マネロンの「定説」を鵜呑みにすべからず!(2) 反社チェック、コンプラ・チェック上の留意点


前回は「マネー・ロンダリングがどのように行われるか?」を説明するフレームワークとして定説となっている「三段階説」をご説明した。この定説によれば、マネー・ロンダリングは、(1)プレイスメント→(2)レイヤーリング→(3)インテグレイションの段階を経て完遂する。

 

このフレームワークは分かりやすいものであるし、確かに多くの事例を説明することができるだろう。しかし、これを定説として崇めるあまり凝り固まった見方しかできないと、反社チェックやコンプライアンス・チェックの際に弊害が生じてしまう。今回コラムでは、その理由とチェック時の留意点を述べたい。

 

まず指摘したいのは「必ずしも三段階説のステップでマネロンが行われるわけではない」ということだ。

 

【マネロン三段階説】(定説)

(1)プレイスメント(Placement):犯罪収益を金融システムに組み込む段階。

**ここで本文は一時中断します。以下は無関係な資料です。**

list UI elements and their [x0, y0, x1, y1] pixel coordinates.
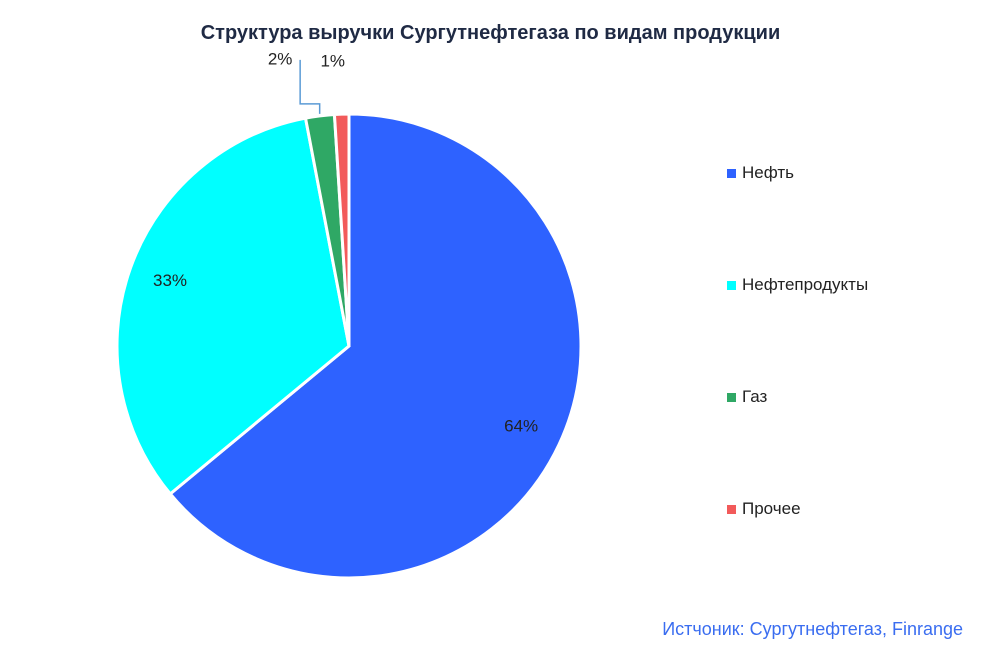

(2)レイヤーリング(Layering):資金の出所を不明瞭化する段階。

(3)インテグレイション(Integration):資金を合法的な経済活動に投入する段階。

 

定説によれば、マネー・ロンダリングは(1)→(2)→(3)の三段階を経て遂行されるが、現実にはいきなり(3)インテグレイションが行われ、その後に(1)と(2)が行われる、といった場合もある。

 

例えばこうだ。不動産など高額な取引でも未だ現金で決済されることがある。特殊詐欺で稼いだ現金(札束)を持参して代金を決済しようとしても不自然ではあるが相手によっては通らない話ではないと思われる。持参した現金の出所を上手く誤魔化したうえで物件を購入できれば、それでインテグレイションが完了する。そして取得した物件を「事情を知らない買主」に売却し、その代金を銀行口座に振り込んでもらう(プレイスメント)。その後、複雑化するためにその口座から別の口座へ資金を移転していく(レイヤーリング)。つまり、定説とは異なり、(3)→(1)→(2)の順でマネー・ロンダリングが遂行されていくパターンも往々にしてあるということだ。

 

ここで我々事業者が避けたいのは「事情を知らない買主」としてマネー・ロンダリング(プレイスメント)に加担してしまうことだ。

 

「三段階説」によれば、プレイスメントとはマネロンの「第一段階」として銀行などの金融システムに犯罪収益を組み込むことである。そうであれば、プレイスメントには一般事業者は無関係であり、専ら銀行等だけが気を付ければよい、ということになる。しかし、そうではなく、我々の商取引に係る「購入代金の支払い(銀行振込)」という行為によって、結果として犯罪収益が金融システムに組み込まれてしまうこともあり得るということに留意したい。つまり、三段階説を鵜呑みにしてはならない、ということだ。

 

マネー・ロンダラー(資金洗浄する人)は、現金決済によりモノを入手済みである(商取引によりインテグレイション済)。そのモノを我々が購入し対価の支払いとして相手の口座に銀行振込を行うことで、マネロン過程において最大の難関である「プレイスメント」に(意図せず)加担してしまうことになる。

 

こうした失敗を回避するためにも、不動産等の高額なモノを購入するのであれば、相手(売主)がそもそも何故その物件を入手できたのか?その資力に着眼してチェックを行うことが肝要である。事業実態や業績・財務面なども含めたチェックを怠ってはならない。自社が「買う側」だからといって相手の資力チェックを怠るのは「駄目な与信管理」の典型であるが、コンプラ・チェックも同じである。自社が支払いをする側であっても、マネロンに関与してしまうリスクがあると用心することが重要だ。

 

このようにコンプラ・チェックの際には「三段階説」が想定しない「変化球」があることを十分に留意しておきたい。この警戒心が緩むとチェックが甘くなりマネー・ロンダラーを利してしまうことになりかねない。自社が「マネロン加担会社」と揶揄され、警戒されることになりかねない。

 

コンプラ・チェックにおいては、理論(三段階説)を頭の片隅に置きつつも、それに拘泥せず、「不自然さ」や「違和感」を感じ取ろうとする姿勢が最も重要だと思われる。